The best seat in the house during fashion week was the couch

With many fashion week regulars staying closer to home, designers retrofitted their presentations for a broader digital audience. Through video, Instagram live and social media posts, designers offered fashion lovers a virtual respite from the coronavirus and U.S. election news that has consumed their feeds in recent months.

Denim became part of designers’ post-pandemic playbook

After months of living in sweats, the jeans presented at S/S ’21 fashion weeks felt creative and special with bold patchwork and color; ultramodern as unconventional silhouettes; and classic and time-worn—investment pieces on track to be future vintage finds that endure as seasons wax and wane.

The hottest accessory was an “I voted” sticker

Fashion brands took a nonpartisan approach to encouraging voter registration and voter turnout by rolling out election-themed merchandise like Ts, masks and pins.

From political statements to consumers' desire to hit the roads, Rivet outlines 20 trends to watch for the remainder of 2020.

Levi’s

Prints and patterns said a lot about the current state of the world

If a picture can say a thousand words, a print can certainly describe a mood.
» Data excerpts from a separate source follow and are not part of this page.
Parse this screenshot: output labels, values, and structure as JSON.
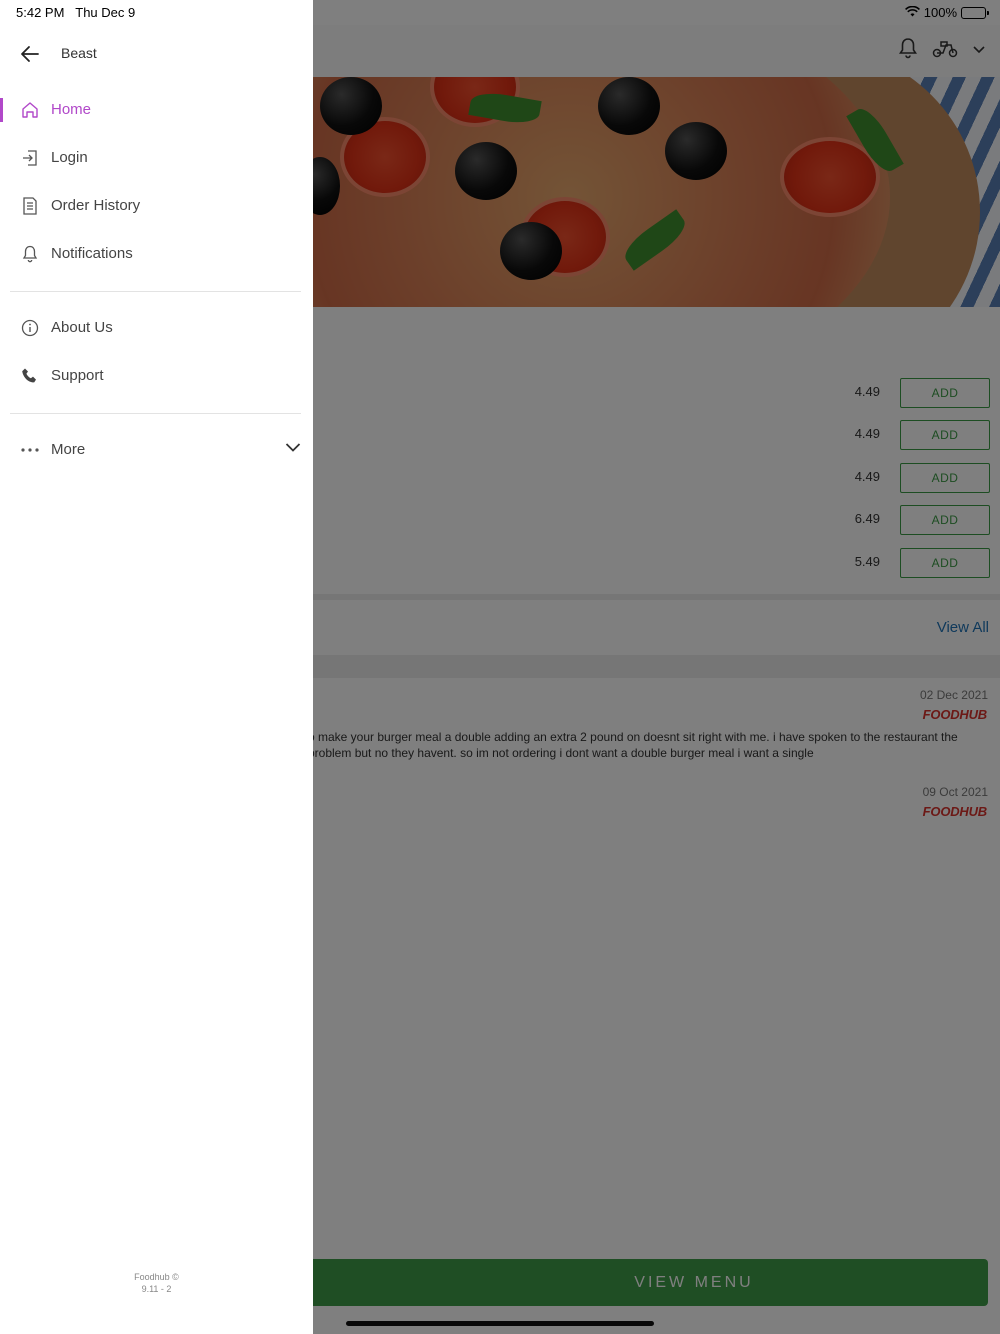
{
  "status_bar": {
    "time": "5:42 PM",
    "date": "Thu Dec 9",
    "battery": "100%"
  },
  "app": {
    "menu_items": [
      {
        "price": "4.49",
        "button": "ADD"
      },
      {
        "price": "4.49",
        "button": "ADD"
      },
      {
        "price": "4.49",
        "button": "ADD"
      },
      {
        "price": "6.49",
        "button": "ADD"
      },
      {
        "price": "5.49",
        "button": "ADD"
      }
    ],
    "reviews_link": "View All",
    "reviews": [
      {
        "date": "02 Dec 2021",
        "source": "FOODHUB",
        "text": "o make your burger meal a double adding an extra 2 pound on doesnt sit right with me. i have spoken to the restaurant the problem but no they havent. so im not ordering i dont want a double burger meal i want a single"
      },
      {
        "date": "09 Oct 2021",
        "source": "FOODHUB",
        "text": ""
      }
    ],
    "view_menu": "VIEW MENU"
  },
  "drawer": {
    "title": "Beast",
    "items_primary": [
      {
        "label": "Home",
        "icon": "home-icon",
        "active": true
      },
      {
        "label": "Login",
        "icon": "login-icon"
      },
      {
        "label": "Order History",
        "icon": "document-icon"
      },
      {
        "label": "Notifications",
        "icon": "bell-icon"
      }
    ],
    "items_secondary": [
      {
        "label": "About Us",
        "icon": "info-icon"
      },
      {
        "label": "Support",
        "icon": "phone-icon"
      }
    ],
    "more_label": "More",
    "footer_line1": "Foodhub ©",
    "footer_line2": "9.11 - 2"
  },
  "colors": {
    "accent": "#b148c9",
    "add_green": "#3a9a44",
    "view_menu_green": "#3e9c48",
    "link_blue": "#1f73b7",
    "brand_red": "#d8322d"
  }
}
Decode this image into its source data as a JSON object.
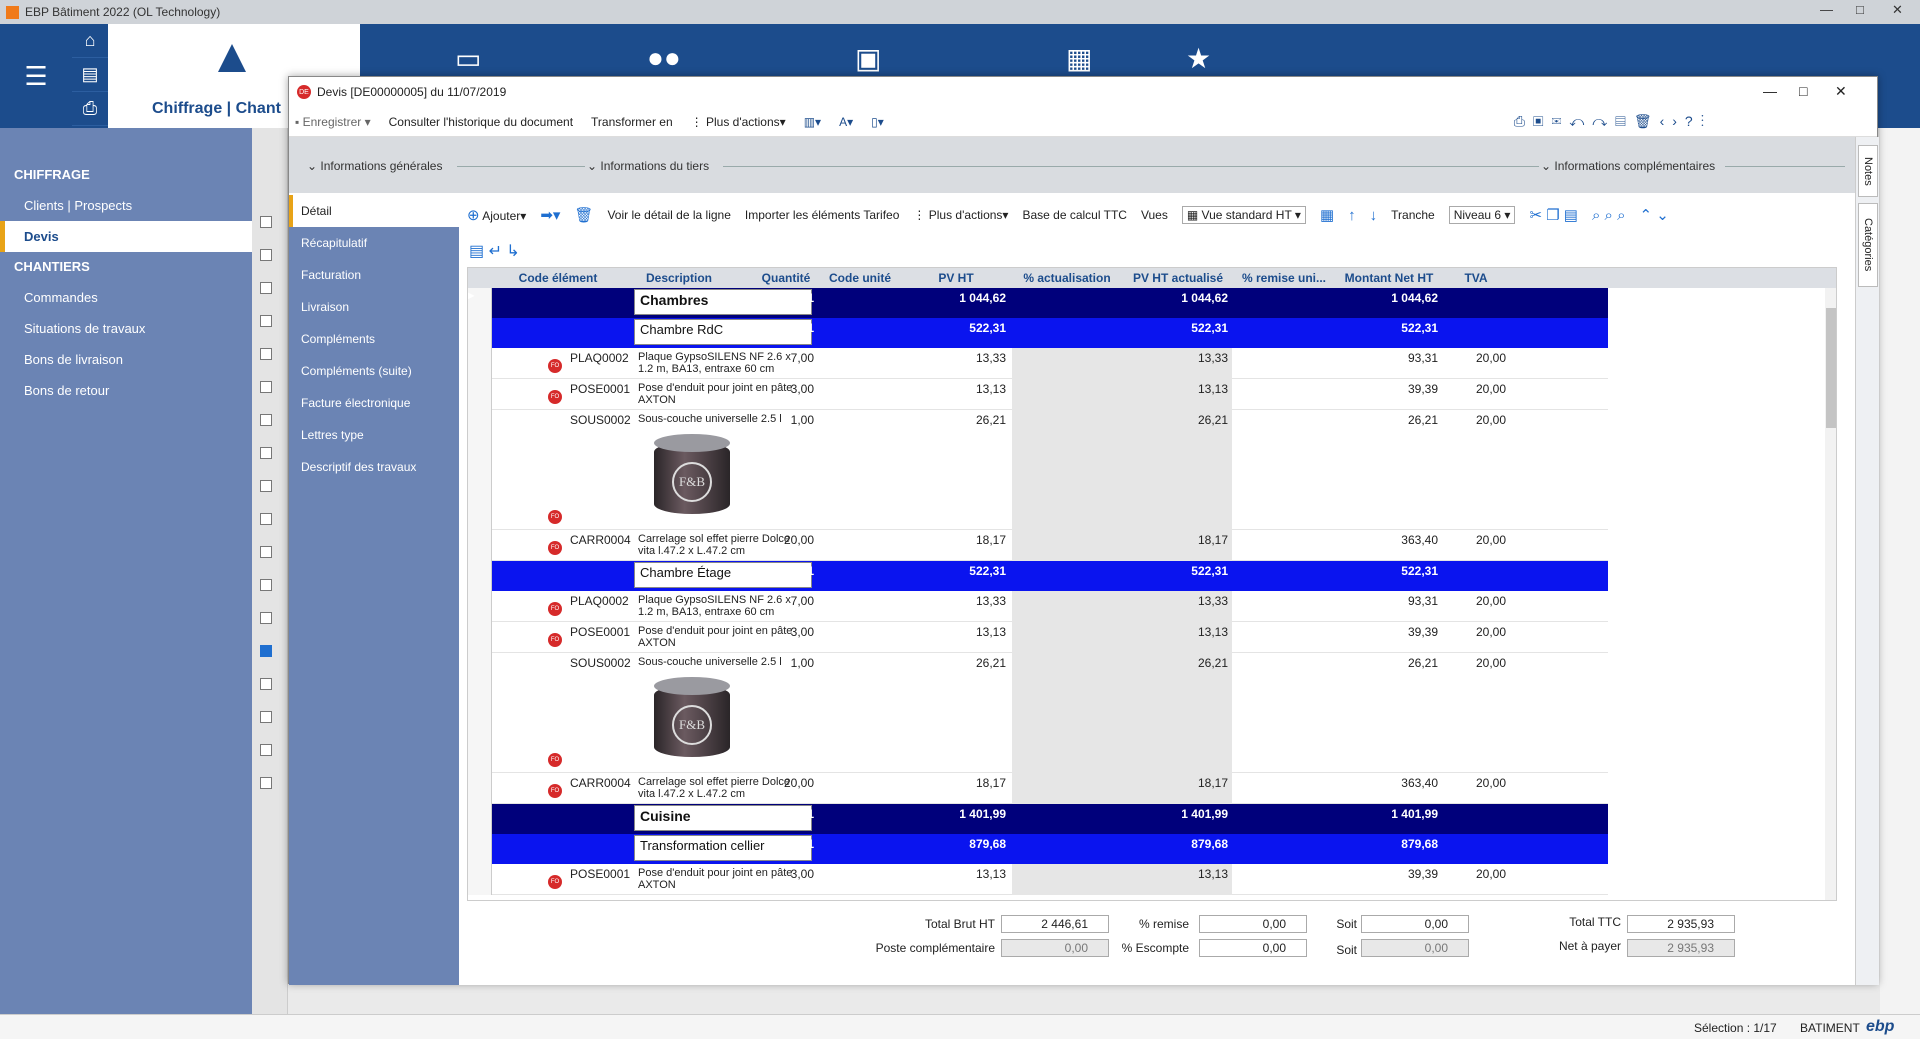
{
  "app": {
    "title": "EBP Bâtiment 2022 (OL Technology)"
  },
  "module": {
    "label": "Chiffrage | Chant"
  },
  "sidebar": {
    "sections": [
      {
        "title": "CHIFFRAGE",
        "items": [
          "Clients | Prospects",
          "Devis"
        ]
      },
      {
        "title": "CHANTIERS",
        "items": [
          "Commandes",
          "Situations de travaux",
          "Bons de livraison",
          "Bons de retour"
        ]
      }
    ],
    "active": "Devis"
  },
  "dialog": {
    "title": "Devis [DE00000005] du 11/07/2019",
    "badge": "DE",
    "toolbar": {
      "save": "Enregistrer",
      "history": "Consulter l'historique du document",
      "transform": "Transformer en",
      "more": "Plus d'actions"
    },
    "sections": [
      "Informations générales",
      "Informations du tiers",
      "Informations complémentaires"
    ],
    "side_tabs": [
      "Détail",
      "Récapitulatif",
      "Facturation",
      "Livraison",
      "Compléments",
      "Compléments (suite)",
      "Facture électronique",
      "Lettres type",
      "Descriptif des travaux"
    ],
    "right_tabs": [
      "Notes",
      "Catégories"
    ]
  },
  "content_toolbar": {
    "add": "Ajouter",
    "view_detail": "Voir le détail de la ligne",
    "import": "Importer les éléments Tarifeo",
    "more": "Plus d'actions",
    "base": "Base de calcul TTC",
    "views_label": "Vues",
    "views_value": "Vue standard HT",
    "tranche_label": "Tranche",
    "tranche_value": "Niveau 6"
  },
  "grid": {
    "columns": [
      "Code élément",
      "Description",
      "Quantité",
      "Code unité",
      "PV HT",
      "% actualisation",
      "PV HT actualisé",
      "% remise uni...",
      "Montant Net HT",
      "TVA"
    ],
    "rows": [
      {
        "level": 1,
        "desc": "Chambres",
        "qty": "1",
        "pv": "1 044,62",
        "pva": "1 044,62",
        "net": "1 044,62"
      },
      {
        "level": 2,
        "desc": "Chambre RdC",
        "qty": "1",
        "pv": "522,31",
        "pva": "522,31",
        "net": "522,31"
      },
      {
        "level": 3,
        "code": "PLAQ0002",
        "desc": "Plaque GypsoSILENS NF 2.6 x 1.2 m, BA13, entraxe 60 cm",
        "qty": "7,00",
        "pv": "13,33",
        "pva": "13,33",
        "net": "93,31",
        "tva": "20,00"
      },
      {
        "level": 3,
        "code": "POSE0001",
        "desc": "Pose d'enduit pour joint en pâte AXTON",
        "qty": "3,00",
        "pv": "13,13",
        "pva": "13,13",
        "net": "39,39",
        "tva": "20,00"
      },
      {
        "level": 3,
        "code": "SOUS0002",
        "desc": "Sous-couche universelle 2.5 l",
        "qty": "1,00",
        "pv": "26,21",
        "pva": "26,21",
        "net": "26,21",
        "tva": "20,00",
        "image": "F&B"
      },
      {
        "level": 3,
        "code": "CARR0004",
        "desc": "Carrelage sol effet pierre Dolce vita l.47.2 x L.47.2 cm",
        "qty": "20,00",
        "pv": "18,17",
        "pva": "18,17",
        "net": "363,40",
        "tva": "20,00"
      },
      {
        "level": 2,
        "desc": "Chambre Étage",
        "qty": "1",
        "pv": "522,31",
        "pva": "522,31",
        "net": "522,31"
      },
      {
        "level": 3,
        "code": "PLAQ0002",
        "desc": "Plaque GypsoSILENS NF 2.6 x 1.2 m, BA13, entraxe 60 cm",
        "qty": "7,00",
        "pv": "13,33",
        "pva": "13,33",
        "net": "93,31",
        "tva": "20,00"
      },
      {
        "level": 3,
        "code": "POSE0001",
        "desc": "Pose d'enduit pour joint en pâte AXTON",
        "qty": "3,00",
        "pv": "13,13",
        "pva": "13,13",
        "net": "39,39",
        "tva": "20,00"
      },
      {
        "level": 3,
        "code": "SOUS0002",
        "desc": "Sous-couche universelle 2.5 l",
        "qty": "1,00",
        "pv": "26,21",
        "pva": "26,21",
        "net": "26,21",
        "tva": "20,00",
        "image": "F&B"
      },
      {
        "level": 3,
        "code": "CARR0004",
        "desc": "Carrelage sol effet pierre Dolce vita l.47.2 x L.47.2 cm",
        "qty": "20,00",
        "pv": "18,17",
        "pva": "18,17",
        "net": "363,40",
        "tva": "20,00"
      },
      {
        "level": 1,
        "desc": "Cuisine",
        "qty": "1",
        "pv": "1 401,99",
        "pva": "1 401,99",
        "net": "1 401,99"
      },
      {
        "level": 2,
        "desc": "Transformation cellier",
        "qty": "1",
        "pv": "879,68",
        "pva": "879,68",
        "net": "879,68"
      },
      {
        "level": 3,
        "code": "POSE0001",
        "desc": "Pose d'enduit pour joint en pâte AXTON",
        "qty": "3,00",
        "pv": "13,13",
        "pva": "13,13",
        "net": "39,39",
        "tva": "20,00"
      }
    ]
  },
  "footer": {
    "total_brut_label": "Total Brut HT",
    "total_brut": "2 446,61",
    "poste_label": "Poste complémentaire",
    "poste": "0,00",
    "remise_label": "% remise",
    "remise": "0,00",
    "escompte_label": "% Escompte",
    "escompte": "0,00",
    "soit_label": "Soit",
    "soit1": "0,00",
    "soit2": "0,00",
    "ttc_label": "Total TTC",
    "ttc": "2 935,93",
    "net_label": "Net à payer",
    "net": "2 935,93"
  },
  "status": {
    "selection": "Sélection : 1/17",
    "module": "BATIMENT",
    "brand": "ebp"
  },
  "fo_badge": "FO",
  "colors": {
    "nav": "#1c4c8c",
    "sidebar": "#6b84b4",
    "level1": "#00007b",
    "level2": "#0a14ef",
    "accent": "#e8a317"
  }
}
At the start of the pandemic, trend forecasters examined how the desire for nostalgia, calmness and introspective thoughts would translate into motifs for fashion and home.

Consumers are still waiting for an occasion to wear fashion’s so-called return to tailoring

In early 2020, after years of streetwear looks dominating collections, fashion watchers discussed the long-awaited return of polished men’s wear. The trend, however, never fully took off as workplaces shuttered and loungewear became the new normal.

And the fashion world is still anticipating the “Roaring Twenties”

Prior to the pandemic, consumers were searching for fringe, metallics and other flapper era fashion. Trend watchers, however, expect to see the act of dressing up rebound when the world reopens.